Now here's a book that's meant to be used: "Beautiful Trouble: A Toolbox for Revolution"
edited by Andrew Boyd and Dave Oswald Mitchell. The subtitle should be
"Try this at home -- but innovate!" Instead it's "From the people who
brought you the Yes Men, Billionaires Against Bush, etc."
Beautiful Trouble is a terrific addition to Gene Sharp's catalog of nonviolent tactics, less comprehensive, more up-to-date, more U.S.-centric, and focused on the artistic and the entertaining. When someone whines about what they can possibly do if it's really true that voting won't fix everything, hand them this book. When someone proposes violence as the only serious option available, hand them this book.
Here is a guide to activism that focuses on the serious moral case for fundamental change and on making it fun as hell. Here is a sophisticated tool for shaping strategies that are both uncompromising and welcoming of newcomers.
The book is divided into five sections: Tactics, Principles, Theories, Case Studies, and Practitioners. The section on Tactics is far and away the best, with some of the inspiring tactics further developed in the case studies. While the book looks like a reference designed to be searched as needed like an encyclopedia (tons of pull quotes and text in cute little boxes, as if laid out for someone with a four-second attention span) it actually reads very well as a book if you focus on the largest font size and just read it straight through.
We always wonder how to welcome war criminals and robber barons to town. Do we protest? Do we try to participate in their public events in an approved manner? Do we hold up posters silently without interrupting? "Beautiful Trouble" is packed with great approaches to this and other common scenarios. For example, in 2006, Rainforest Action greeted the CEO of General Motors at the Los Angeles Auto Show by pretending to be emcees, thanking the man for the speech he'd just given about GM's commitment to the environment, and unfurling a giant pledge for him to sign putting his promises in writing. He then had two bad choices. He chose to refuse to sign, and the media ran with that story.

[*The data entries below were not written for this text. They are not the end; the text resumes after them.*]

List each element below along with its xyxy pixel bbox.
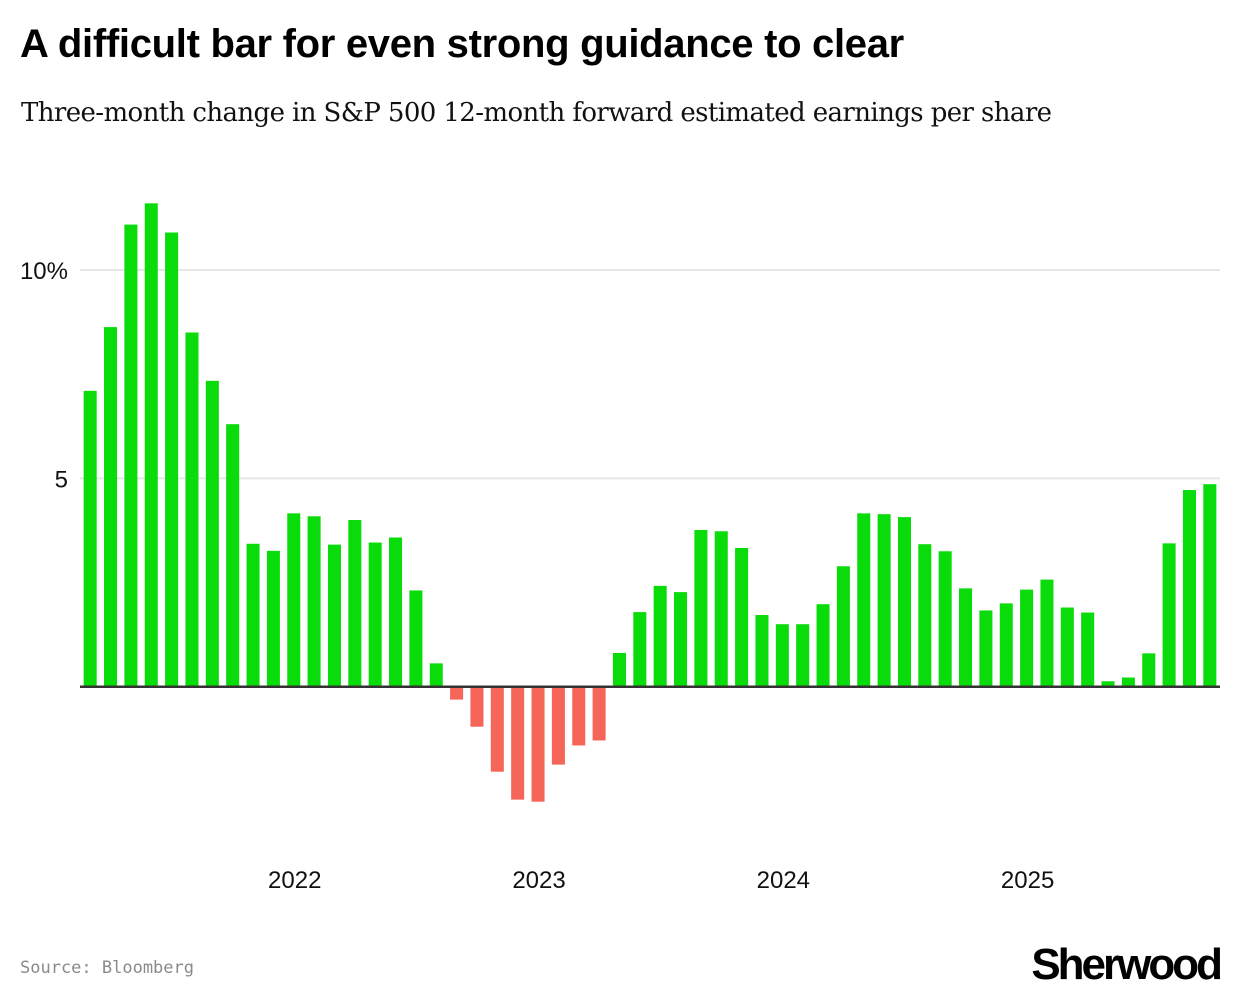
sherwood-logo: Sherwood <box>1031 940 1223 989</box>
bar-2023-05 <box>612 652 626 687</box>
bar-2023-10 <box>714 531 728 687</box>
bar-2022-12 <box>511 686 525 800</box>
bar-2025-05 <box>1101 681 1115 687</box>
bar-2021-07 <box>165 232 179 687</box>
bar-2025-06 <box>1121 677 1135 687</box>
bar-2021-05 <box>124 224 138 687</box>
bar-2022-07 <box>409 590 423 687</box>
bar-2023-04 <box>592 686 606 741</box>
bar-2022-03 <box>327 544 341 687</box>
bar-2024-11 <box>979 610 993 687</box>
bar-2025-09 <box>1182 490 1196 687</box>
bar-2021-06 <box>144 203 158 687</box>
bar-2025-03 <box>1060 607 1074 687</box>
bar-2024-04 <box>836 566 850 687</box>
bar-2024-12 <box>999 603 1013 687</box>
bar-2022-10 <box>470 686 484 727</box>
chart-subtitle: Three-month change in S&P 500 12-month f… <box>21 98 1052 128</box>
bar-2024-01 <box>775 624 789 687</box>
bar-2021-08 <box>185 332 199 687</box>
bar-2022-08 <box>429 663 443 687</box>
x-tick-label: 2022 <box>268 867 321 894</box>
x-axis-ticks: 2022 2023 2024 2025 <box>268 867 1054 894</box>
y-tick-label: 10% <box>20 258 68 285</box>
bar-2023-11 <box>735 547 749 687</box>
bar-2021-10 <box>226 424 240 687</box>
y-tick-label: 5 <box>55 466 68 493</box>
bar-2024-05 <box>857 513 871 687</box>
bar-2021-12 <box>266 550 280 687</box>
bar-2024-03 <box>816 604 830 687</box>
bar-2024-09 <box>938 551 952 687</box>
bar-2023-07 <box>653 585 667 687</box>
chart-title: A difficult bar for even strong guidance… <box>20 22 904 66</box>
bar-2023-09 <box>694 530 708 687</box>
bar-2024-08 <box>918 544 932 687</box>
gridlines <box>80 269 1220 480</box>
bar-2022-01 <box>287 513 301 687</box>
bar-2023-02 <box>551 686 565 765</box>
bar-2025-08 <box>1162 543 1176 687</box>
bar-2021-09 <box>205 380 219 687</box>
bar-2023-01 <box>531 686 545 802</box>
bar-2024-06 <box>877 514 891 687</box>
bar-2023-06 <box>633 612 647 687</box>
bar-chart: 10% 5 2022 2023 2024 2025 <box>20 203 1220 894</box>
bar-2022-04 <box>348 520 362 687</box>
bar-2024-07 <box>897 517 911 687</box>
bars <box>83 203 1217 802</box>
bar-2023-03 <box>572 686 586 746</box>
bar-2021-04 <box>104 327 118 687</box>
bar-2022-09 <box>450 686 464 700</box>
bar-2025-02 <box>1040 579 1054 687</box>
bar-2024-02 <box>796 624 810 687</box>
bar-2021-03 <box>83 390 97 687</box>
bar-2023-12 <box>755 615 769 687</box>
y-axis-ticks: 10% 5 <box>20 258 68 493</box>
bar-2025-07 <box>1142 653 1156 687</box>
bar-2021-11 <box>246 543 260 687</box>
x-tick-label: 2025 <box>1001 867 1054 894</box>
bar-2025-01 <box>1020 589 1034 687</box>
bar-2022-02 <box>307 516 321 687</box>
bar-2022-11 <box>490 686 504 772</box>
source-note: Source: Bloomberg <box>20 958 194 978</box>
x-tick-label: 2023 <box>512 867 565 894</box>
bar-2023-08 <box>674 592 688 687</box>
bar-2025-04 <box>1081 612 1095 687</box>
bar-2025-10 <box>1203 484 1217 687</box>
bar-2022-06 <box>389 537 403 687</box>
x-tick-label: 2024 <box>757 867 810 894</box>
bar-2024-10 <box>959 588 973 687</box>
bar-2022-05 <box>368 542 382 687</box>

Other great tactics explored include "nonviolent search and seizure," or the theatrical attempt to liberate secret documents to which the public has a right. Governments are presented with the option of looking secretive and suspicious or exposing what they're up to and revealing themselves as corrupt and destructive. Successful uses of this tactic are recounted.
Or there's the case of the teddy bear catapult. When officials lock themselves inside a fortress (at Camp David, or in Chicago, or anywhere else), a catapult can be a means of sending them a message in which the main message is in fact the medium.
Other tactics, such as the general strike, are extremely difficult, or -- as with a "debt strike" -- have yet to be successfully pulled off.
"Beautiful Trouble" is not just a list of colorful actions. It analyzes the pros and cons, principles involved, potential dangers, and insidious tendencies. It gives detailed advice on how a tactic should be used most effectively. It can build your movement more, for example, to not just shout people down but to do so very politely under the banner of a Public Filibuster, insisting on upholding their rights as well as your own.
"Beautiful Trouble" includes an excellent rejection of "diversity of tactics" -- which can become "code for 'anything goes'," as well as an explanation of the power and superior success rate of disciplined strategic nonviolence.
Rather than pretending to list all available types of approaches, the authors (dozens of them, activists all) seek to guide the reader toward a model for inventing and generating new approaches. Part of theatrical activism, of course, involves tricking the corporate media into covering positions toward which its owners are fundamentally opposed or -- at best -- indifferent. Even the best of tactics can lose that power simply by having been used before.
The Theories section of the book may be the weakest, as a lot of it amounts to Cliff's Notes versions of well-known intellectuals. And the Practitioners section at the end, which really is just a list of activist groups, leaves much to be desired.
It's also stunning that an up-to-the-minute book drawing heavily on the Occupy movement and other events of recent years and months contains so many examples of opposing George W. Bush, while Barack Obama gets a single mention -- which comes in an account of the Tar Sands protests in which the wisdom of not polarizing against Obama is explained to us. Oh, and there's one other mention praising Obama's campaign messaging.
"Beautiful Trouble" discusses the Overton Window and the benefit of pushing for what you really want or even more. It even offers the example of pushing for single payer if what you want is a "public option." But groups that did that are missing from the book, while praise goes repeatedly to organizations that blatantly violated that specific advice. "Beautiful Trouble" even declares the healthcare legislation that failed to include the "public option" a victory.